Let $(\Omega, \mathscr F, \mu)$ be a $\sigma$-finite measure space and $X$ be a Banach space, and assume that $X^*$ has the Radon-Nikodym property with respect to $(\Omega, \mathscr F, \mu)$. I'm trying to prove the reflexivity of the Bochner space $L^p(\Omega;X)$ when $1< p <\infty$. The following is my proof:
Let $1/p + 1/q =1 $ and consider the map $\Phi_{p,X} : L^q(\Omega; X^*) \to L^p(\Omega; X)^* $ defined by $$\langle f, \Phi_{p,X}g \rangle := \int_\Omega \langle f,g\rangle \,d\mu, \quad f\in L^p(\Omega; X),\;g\in L^q(\Omega; X^*) .$$ Then by the Radon-Nikodym property, $\Phi_{p,X}$ is an isometric isomorphism.

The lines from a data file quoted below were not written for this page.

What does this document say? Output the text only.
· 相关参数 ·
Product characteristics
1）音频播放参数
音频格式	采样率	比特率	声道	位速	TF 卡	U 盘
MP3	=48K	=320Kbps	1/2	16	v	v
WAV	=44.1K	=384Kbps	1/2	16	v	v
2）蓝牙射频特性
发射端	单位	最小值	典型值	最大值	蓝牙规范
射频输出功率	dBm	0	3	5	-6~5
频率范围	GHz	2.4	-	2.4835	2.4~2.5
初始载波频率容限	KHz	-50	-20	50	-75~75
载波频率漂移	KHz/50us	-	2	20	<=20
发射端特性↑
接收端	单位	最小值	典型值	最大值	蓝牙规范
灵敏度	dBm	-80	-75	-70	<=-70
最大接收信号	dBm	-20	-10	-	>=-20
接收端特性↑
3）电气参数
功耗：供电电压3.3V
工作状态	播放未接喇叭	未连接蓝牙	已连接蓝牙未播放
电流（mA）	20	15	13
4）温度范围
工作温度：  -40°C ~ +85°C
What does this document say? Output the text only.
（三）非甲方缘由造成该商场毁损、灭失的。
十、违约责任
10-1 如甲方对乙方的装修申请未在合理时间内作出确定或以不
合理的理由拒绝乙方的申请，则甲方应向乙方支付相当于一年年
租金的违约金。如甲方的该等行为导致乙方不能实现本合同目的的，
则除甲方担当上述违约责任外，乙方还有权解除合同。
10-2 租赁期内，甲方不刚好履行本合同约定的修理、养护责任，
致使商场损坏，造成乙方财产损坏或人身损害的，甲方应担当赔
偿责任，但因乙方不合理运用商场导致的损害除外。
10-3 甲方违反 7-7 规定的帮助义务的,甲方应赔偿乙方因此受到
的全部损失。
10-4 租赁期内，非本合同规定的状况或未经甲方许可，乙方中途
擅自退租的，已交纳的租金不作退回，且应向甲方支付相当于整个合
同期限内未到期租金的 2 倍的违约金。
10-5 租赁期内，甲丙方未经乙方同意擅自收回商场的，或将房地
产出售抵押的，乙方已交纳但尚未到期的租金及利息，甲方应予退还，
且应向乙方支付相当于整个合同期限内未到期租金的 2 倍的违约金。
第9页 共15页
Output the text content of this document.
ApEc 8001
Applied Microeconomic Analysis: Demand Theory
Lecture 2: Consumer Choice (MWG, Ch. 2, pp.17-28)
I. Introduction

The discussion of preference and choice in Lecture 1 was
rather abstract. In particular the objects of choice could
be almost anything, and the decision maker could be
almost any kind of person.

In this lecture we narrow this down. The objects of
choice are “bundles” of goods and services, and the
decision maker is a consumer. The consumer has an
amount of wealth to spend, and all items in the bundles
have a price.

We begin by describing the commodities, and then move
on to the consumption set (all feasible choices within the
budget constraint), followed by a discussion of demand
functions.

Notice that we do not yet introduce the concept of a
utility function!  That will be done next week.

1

Note that, for all $f\in L^p(\Omega; X)$ and $g\in L^q(\Omega; X^*) $ we have $$ \langle f, \Phi_{p,X}g \rangle = \int_\Omega \langle f,g\rangle \,d\mu = \int_\Omega \langle g,j_Xf\rangle \,d\mu = \langle g, \Phi_{q,X^*}(j_Xf) \rangle, $$ where $j_X:X\to X^{**}$ is the canonical injection. Now, let $J:L^p(\Omega; X)\to L^p(\Omega; X)^{**} $ be the canonical injection. Then for all $\Lambda \in L^p(\Omega; X)^* $ and $f\in L^p(\Omega; X) $, we have $$ \langle \Lambda, Jf \rangle = \langle f,\Lambda \rangle = \langle f,\Phi_{p,X}\Phi_{p,X}^{-1}\Lambda \rangle = \langle \Phi_{p,X}^{-1}\Lambda,\Phi_{q,X^*}(j_Xf) \rangle = \langle \Lambda,(\Phi_{p,X}^{-1})^*\Phi_{q,X^*}(j_Xf) \rangle, $$ where $(\Phi_{p,X}^{-1})^*$ is the adjoint operator of $\Phi_{p,X}^{-1}$. Therefore $J$ is surjective. That is, $L^p(\Omega; X)$ is reflexive.
Is the above proof correct ?
Edited: I found that reflexivity of $X$ is also needed.